2) In der zweiten Gruppe von Kältemaschinen, den Kaltluftmaschinen, wird die Thatsache verwertet, daß die Temperatur von Luft außerordentlich sinkt, wenn diese aus dem komprimierten Zustande ohne Wärmezuführung unter Arbeitsleistung expandiert. Durch die Maschinen der zweiten Gruppe wird also kalte Luft gewonnen, welche direkt zur Kühlung von Räumen Verwendung finden kann. Zu den Kaltluftmaschinen gehört die von F. Windhausen in Braunschweig. Die Schwungradwelle wird durch eine nebenliegende Dampfmaschine oder von einer Transmission aus in Umdrehung versetzt und damit die Kaltluftmaschine in Gang gebracht. In einem Kompressionscylinder wird atmosphärische Luft angesaugt und komprimiert. Durch die Kompression wird die Luft stark erhitzt; um sie abzukühlen, ist der Cylinder mit einem Kühlmantel umgeben und außerdem wird Kühlwasser in den Kompressionsraum eingespritzt. Hierdurch nimmt die Luft aber Wasser auf. Dieses wird in einem besondern Apparat abgeschieden und die trockne Luft nach Kühlapparaten gebracht, in denen die Abkühlung bis nahe zur Temperatur des Kühlwassers gebracht wird. Endlich tritt die jetzt komprimierte und kalte Luft in den Expansionscylinder, wo sie, unter Verrichtung von Arbeit und ohne Wärmezuführung von außen, wieder auf die atmosphärische Spannung expandiert und hierdurch bis auf -40 oder -50° C. abgekühlt wird. In der vom Expansionscylinder ausgehenden Leitung strömt die kalte Luft nach den zu kühlenden Räumlichkeiten oder wird vorerst zur Eisbereitung verwendet.

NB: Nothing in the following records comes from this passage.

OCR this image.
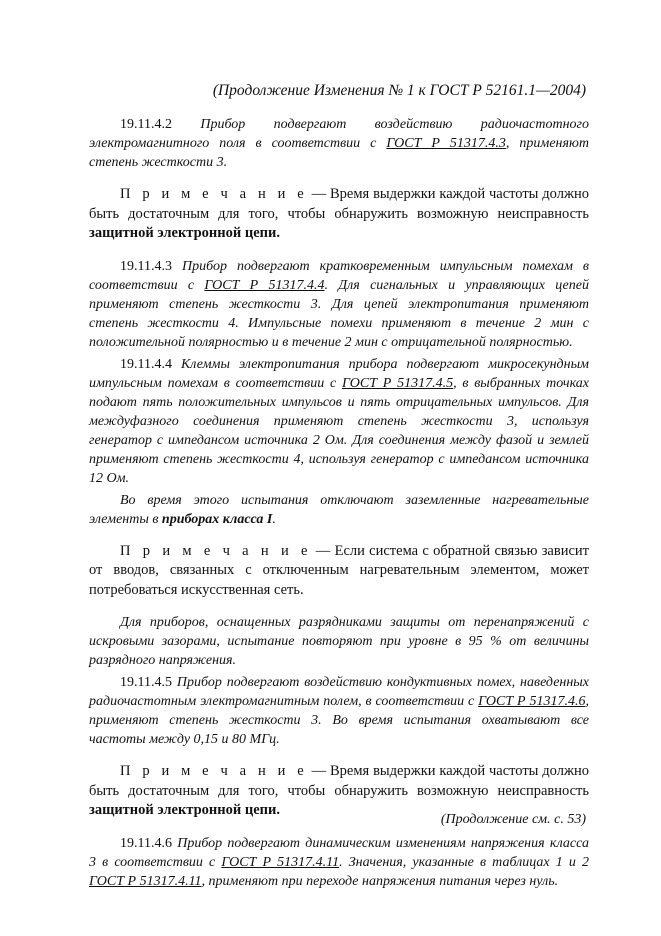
(Продолжение Изменения № 1 к ГОСТ Р 52161.1—2004)

19.11.4.2 Прибор подвергают воздействию радиочастотного электромагнитного поля в соответствии с ГОСТ Р 51317.4.3, применяют степень жесткости 3.

П р и м е ч а н и е — Время выдержки каждой частоты должно быть достаточным для того, чтобы обнаружить возможную неисправность защитной электронной цепи.

19.11.4.3 Прибор подвергают кратковременным импульсным помехам в соответствии с ГОСТ Р 51317.4.4. Для сигнальных и управляющих цепей применяют степень жесткости 3. Для цепей электропитания применяют степень жесткости 4. Импульсные помехи применяют в течение 2 мин с положительной полярностью и в течение 2 мин с отрицательной полярностью.

19.11.4.4 Клеммы электропитания прибора подвергают микросекундным импульсным помехам в соответствии с ГОСТ Р 51317.4.5, в выбранных точках подают пять положительных импульсов и пять отрицательных импульсов. Для междуфазного соединения применяют степень жесткости 3, используя генератор с импедансом источника 2 Ом. Для соединения между фазой и землей применяют степень жесткости 4, используя генератор с импедансом источника 12 Ом.

Во время этого испытания отключают заземленные нагревательные элементы в приборах класса I.

П р и м е ч а н и е — Если система с обратной связью зависит от вводов, связанных с отключенным нагревательным элементом, может потребоваться искусственная сеть.

Для приборов, оснащенных разрядниками защиты от перенапряжений с искровыми зазорами, испытание повторяют при уровне в 95 % от величины разрядного напряжения.

19.11.4.5 Прибор подвергают воздействию кондуктивных помех, наведенных радиочастотным электромагнитным полем, в соответствии с ГОСТ Р 51317.4.6, применяют степень жесткости 3. Во время испытания охватывают все частоты между 0,15 и 80 МГц.

П р и м е ч а н и е — Время выдержки каждой частоты должно быть достаточным для того, чтобы обнаружить возможную неисправность защитной электронной цепи.

19.11.4.6 Прибор подвергают динамическим изменениям напряжения класса 3 в соответствии с ГОСТ Р 51317.4.11. Значения, указанные в таблицах 1 и 2 ГОСТ Р 51317.4.11, применяют при переходе напряжения питания через нуль.

(Продолжение см. с. 53)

Nach demselben Princip gebaut und sich nur durch konstruktive Ausführung, die Einrichtung der Luftkühlung und Trocknung unterscheidend sind die Maschinen von Bell-Coleman (namentlich auf Schiffen zur Konservierung von Fleisch verwendet), Menck & Hambrock, Mignot, Giffard, Lightfood, unter den neuesten Konstruktionen die von Nehrlich, Allen, die Haslam-Kaltluftmaschine u. a.